IOP to HDP Migration
Also available as:
PDF

Troubleshooting Migration Issues

--------------------------------------------------------------------------------------------------------------------------------------------------------------------------------------------------------------------

Issue: HDFS restart fails after Ambari upgrade on a NameNode HA-enabled, IOP cluster.

Cause:The package hadoop-hdfs-zkfc is not supported by this version of the stack-select tool.

Error: ZooKeeperFailoverController restart fails with the following errors
 shown in the Ambari operation log about hadoop-hdfs-zkfc is not a supported package.
File "/usr/lib/python2.6/site-packages/resource_management/libraries/functions/stack_select.py",
 line 109, in get_package_name package = get_packages(PACKAGE_SCOPE_STACK_SELECT, service_name, component_name)
File "/usr/lib/python2.6/site-packages/resource_management/libraries/functions/stack_select.py",
 line 234, in get_packages raise Fail("The package {0} is not supported by this version of the stack-select tool.".format(package))
resource_management.core.exceptions.Fail: The package hadoop-hdfs-zkfc is not supported by this version of the stack-select tool. 

Resolution:

On each ZKFailoverController:

  1. Edit /usr/bin/iop-select. Insert "hadoop-hdfs-zkfc": "hadoop-hdfs", after line 33.

    [Note]Note

    the "," is also part of the insert

  2. Run one the following command to create the symbolic link.
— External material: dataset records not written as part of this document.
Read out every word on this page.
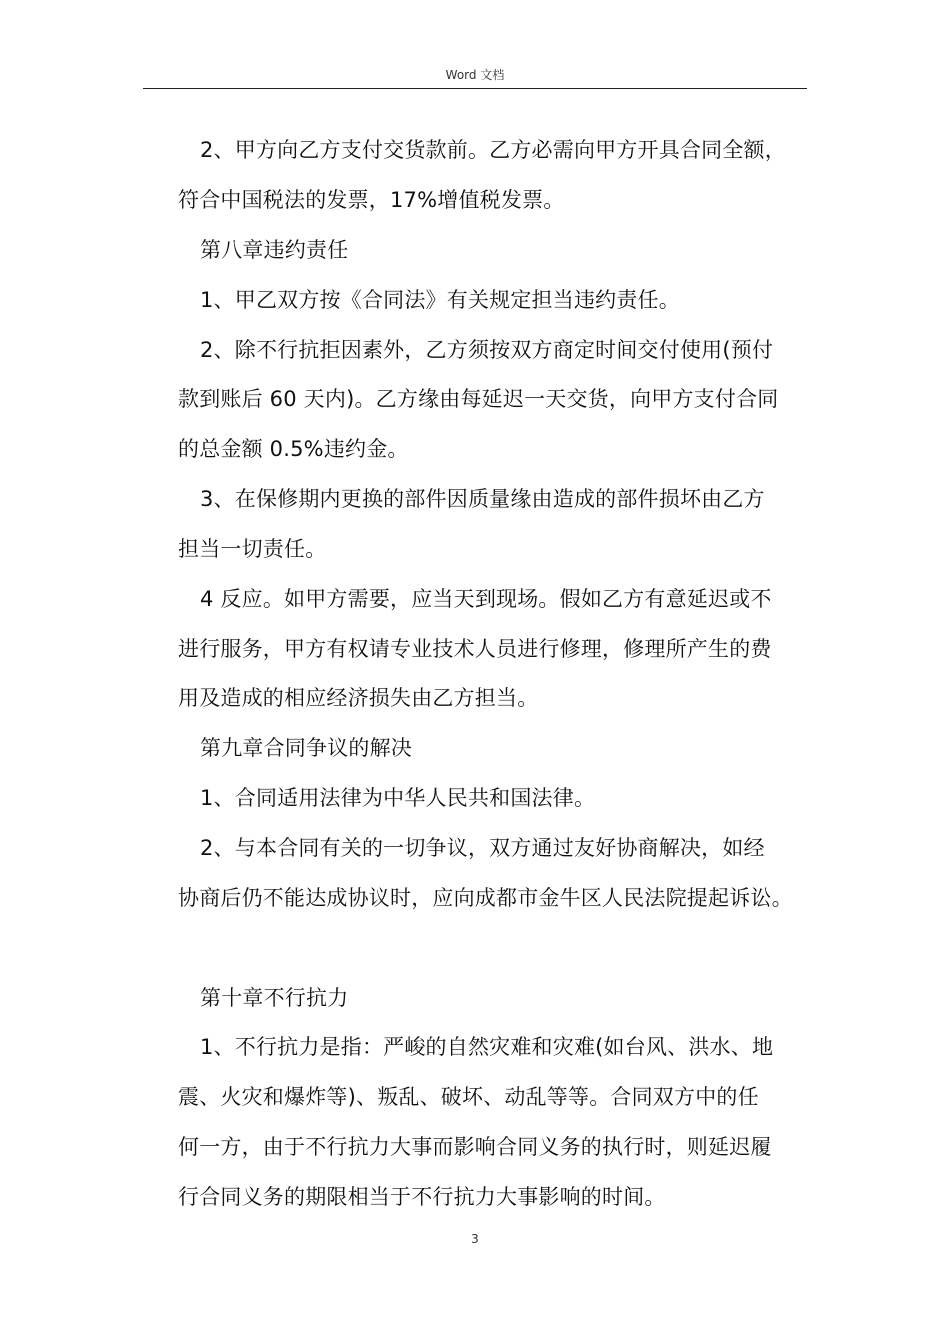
Word 文档
2、甲方向乙方支付交货款前。乙方必需向甲方开具合同全额，
符合中国税法的发票，17%增值税发票。
第八章违约责任
1、甲乙双方按《合同法》有关规定担当违约责任。
2、除不行抗拒因素外，乙方须按双方商定时间交付使用(预付
款到账后 60 天内)。乙方缘由每延迟一天交货，向甲方支付合同
的总金额 0.5%违约金。
3、在保修期内更换的部件因质量缘由造成的部件损坏由乙方
担当一切责任。
4 反应。如甲方需要，应当天到现场。假如乙方有意延迟或不
进行服务，甲方有权请专业技术人员进行修理，修理所产生的费
用及造成的相应经济损失由乙方担当。
第九章合同争议的解决
1、合同适用法律为中华人民共和国法律。
2、与本合同有关的一切争议，双方通过友好协商解决，如经
协商后仍不能达成协议时，应向成都市金牛区人民法院提起诉讼。
第十章不行抗力
1、不行抗力是指：严峻的自然灾难和灾难(如台风、洪水、地
震、火灾和爆炸等)、叛乱、破坏、动乱等等。合同双方中的任
何一方，由于不行抗力大事而影响合同义务的执行时，则延迟履
行合同义务的期限相当于不行抗力大事影响的时间。
3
    If your cluster is IOP 4.2.5, run the following command:

    ln -sfn /usr/iop/4.2.5.0-0000/hadoop-hdfs /usr/iop/current/hadoop-hdfs-zkfc

    If your cluster is IOP 4.2.0, run the following command:

    ln -sfn /usr/iop/4.2.0.0/hadoop-hdfs /usr/iop/current/hadoop-hdfs-zkfc
  3. Restart ZKFailoverController via Ambari web UI.

--------------------------------------------------------------------------------------------------------------------------------------------------------------------------------------------------------------------

Issue: UI does not come up after migration to HDP

Error in logs:

Ambari-server log: Caused by: java.lang.RuntimeException: Trying to create a
ServiceComponent not recognized in stack info, clusterName=c1, serviceName=HBASE,
componentName=HBASE_REST_SERVER, stackInfo=HDP-2.6

Cause: HBASE_REST_SERVER component was not deleted before migration, as described here.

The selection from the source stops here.